Key elements of the announcement that will impact municipalities include:

  • A proposed new regulation to make it mandatory for municipalities to regularly sample for lead at a specified number of taps, notify home and facility owners of the results from their taps and take corrective action in systems with elevated lead levels.
  • The Province will provide expert advice to municipalities to adjust water chemistry in municipal systems to pick up less lead.
  • The Province will encourage municipalities to conduct public education campaigns, such as inserts in water bill mailings.
  • The Province will provide best practices for municipalities to help make lead line replacement more affordable for homeowners, such as on-bill financing.
Proposed new testing and corrosion control requirements for municipalities are posted on the Environmental Registry at www.ebr.gov.on.ca (EBR posting # 010-0743) for the next 2 weeks.
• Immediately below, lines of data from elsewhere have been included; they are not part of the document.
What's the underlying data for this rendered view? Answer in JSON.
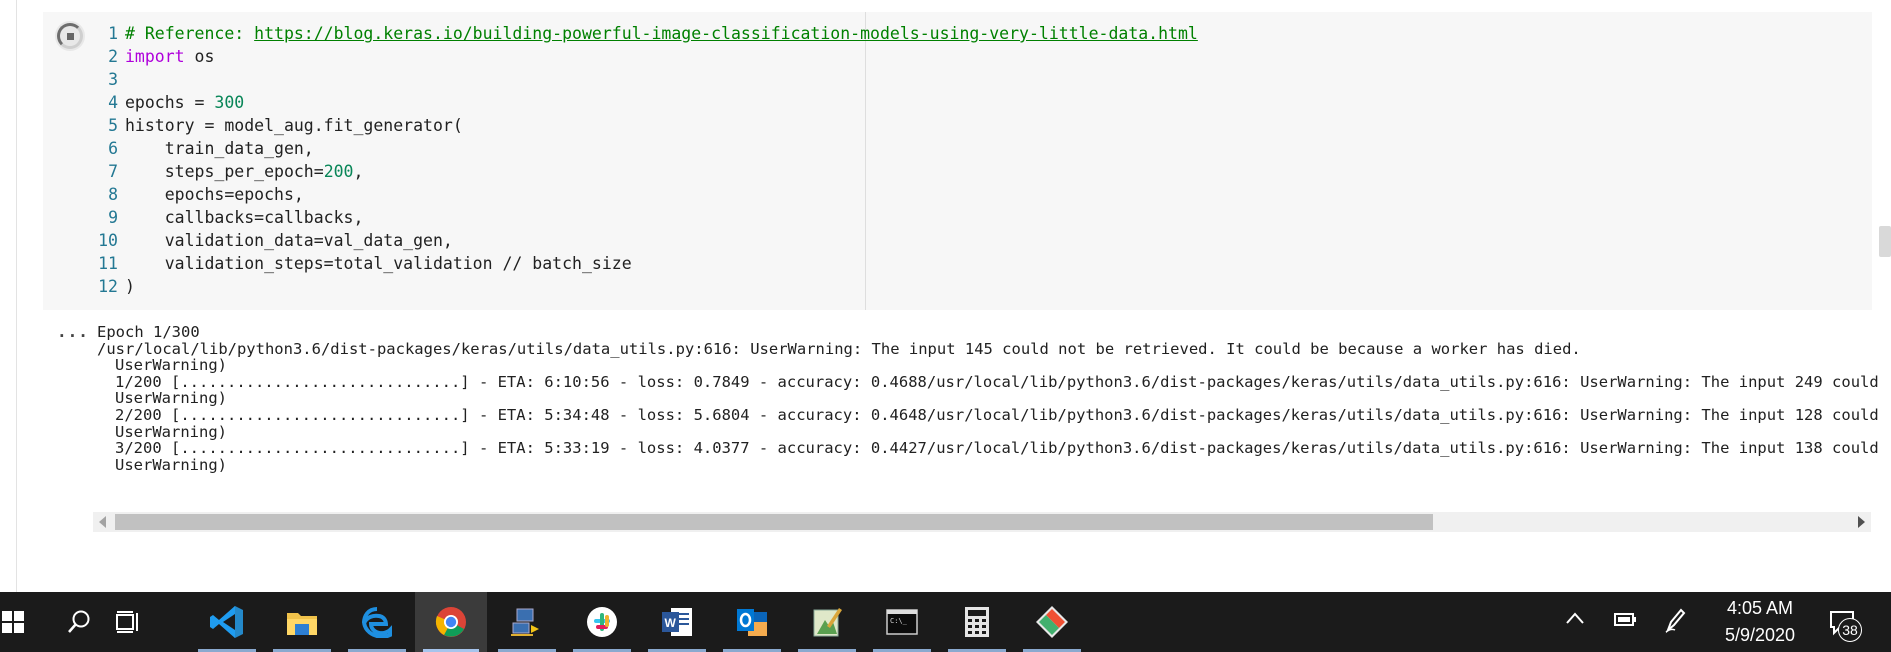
{
  "code_cell": {
    "lines": [
      {
        "n": "1",
        "comment": "# Reference: ",
        "link": "https://blog.keras.io/building-powerful-image-classification-models-using-very-little-data.html"
      },
      {
        "n": "2",
        "kw": "import",
        "rest": " os"
      },
      {
        "n": "3",
        "text": ""
      },
      {
        "n": "4",
        "pre": "epochs = ",
        "num": "300"
      },
      {
        "n": "5",
        "text": "history = model_aug.fit_generator("
      },
      {
        "n": "6",
        "text": "    train_data_gen,"
      },
      {
        "n": "7",
        "pre": "    steps_per_epoch=",
        "num": "200",
        "post": ","
      },
      {
        "n": "8",
        "text": "    epochs=epochs,"
      },
      {
        "n": "9",
        "text": "    callbacks=callbacks,"
      },
      {
        "n": "10",
        "text": "    validation_data=val_data_gen,"
      },
      {
        "n": "11",
        "text": "    validation_steps=total_validation // batch_size"
      },
      {
        "n": "12",
        "text": ")"
      }
    ]
  },
  "output": {
    "menu_label": "...",
    "lines": [
      "Epoch 1/300",
      "/usr/local/lib/python3.6/dist-packages/keras/utils/data_utils.py:616: UserWarning: The input 145 could not be retrieved. It could be because a worker has died.",
      "UserWarning)",
      "1/200 [..............................] - ETA: 6:10:56 - loss: 0.7849 - accuracy: 0.4688/usr/local/lib/python3.6/dist-packages/keras/utils/data_utils.py:616: UserWarning: The input 249 could",
      "UserWarning)",
      "2/200 [..............................] - ETA: 5:34:48 - loss: 5.6804 - accuracy: 0.4648/usr/local/lib/python3.6/dist-packages/keras/utils/data_utils.py:616: UserWarning: The input 128 could",
      "UserWarning)",
      "3/200 [..............................] - ETA: 5:33:19 - loss: 4.0377 - accuracy: 0.4427/usr/local/lib/python3.6/dist-packages/keras/utils/data_utils.py:616: UserWarning: The input 138 could",
      "UserWarning)"
    ],
    "scroll_fraction": 0.76
  },
  "taskbar": {
    "apps": [
      {
        "icon": "windows-start-icon"
      },
      {
        "icon": "search-icon"
      },
      {
        "icon": "task-view-icon"
      },
      {
        "icon": "vscode-icon",
        "open": true
      },
      {
        "icon": "file-explorer-icon",
        "open": true
      },
      {
        "icon": "edge-icon",
        "open": true
      },
      {
        "icon": "chrome-icon",
        "open": true,
        "active": true
      },
      {
        "icon": "remote-desktop-icon",
        "open": true
      },
      {
        "icon": "slack-icon",
        "open": true
      },
      {
        "icon": "word-icon",
        "open": true
      },
      {
        "icon": "outlook-icon",
        "open": true
      },
      {
        "icon": "notepad-icon",
        "open": true
      },
      {
        "icon": "terminal-icon",
        "open": true
      },
      {
        "icon": "calculator-icon",
        "open": true
      },
      {
        "icon": "git-icon",
        "open": true
      }
    ],
    "clock": {
      "time": "4:05 AM",
      "date": "5/9/2020"
    },
    "notification_count": "38",
    "tray": [
      "chevron-up-icon",
      "battery-icon",
      "pen-icon"
    ]
  }
}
The testing and measures announced reflect advice given to the government by the Ontario Drinking Water Advisory Council (ODWAC) (EBR posting # 010-0725) and the United States Environmental Protection Agency’s requirements to deal with the same issue in areas across the U.S.  Based on ODWAC advice, measures to control for lead leaching and corrosion in drinking water available to municipalities and homeowners include:
  • Flushing of pipes for at least five minutes before use
  • Adjusting the PH and alkalinity of delivered water to reduce lead leaching
  • Certified point of use devices to filter lead
  • Replacement of lead distribution and service lines
  • Replacement of lead solders in home plumbing
To reduce lead levels in drinking water the Council recommended the government adopt a two-tier approach to testing and monitoring as well as mandatory corrosion control requirements. The Council also recommended that the Ministry of the Environment encourage municipalities to accelerate lead service line replacement and institute a program to encourage homeowners to replace their part of the service lines. 

Implications:
  • Municipalities will face requirements for staff time and expertise to test water and institute corrosion control measures;
  • Testing at the tap will measure the lead in delivered water, including lead picked up in private pipes;
  • Testing in the distribution system will continue to measure lead in the water delivered to the homeowner’s property;
  • Many municipalities have long-standing lead distribution line replacement programs that have been directed toward dealing with the issue of lead line replacement and financing. In some cases, the lead lines owned by the municipality have been replaced while homeowners have not replaced the privately owned lead pipes that connect to the municipal system. Such circumstances will add to the complexity of managing corrosion testing and control programs. 
Background:

On May 23rd, 2007, Ontario’s Chief Drinking Water Inspector issued orders to 36 Ontario municipalities to test drinking water at the tap of 20 residences known or likely to have lead service pipes for lead. In the intervening two weeks those municipalities undertook strong efforts to deliver their results to the Province by the deadline of June 6, 2007. The tests showed that 50 per cent of those communities had at least one sample that exceeded maximum standards for lead. The program announced today was in direct response to the results of that sampling. 

Action: 

AMO's advice to the government on this matter has been that this is a complex problem that requires a considered and balanced approach, focused on safeguarding the health of residents in our communities. AMO also advised that addressing this problem will require the combined efforts and resources of the Province, municipalities and property owners.

AMO will review the government’s plan in greater detail and keep members informed of further developments.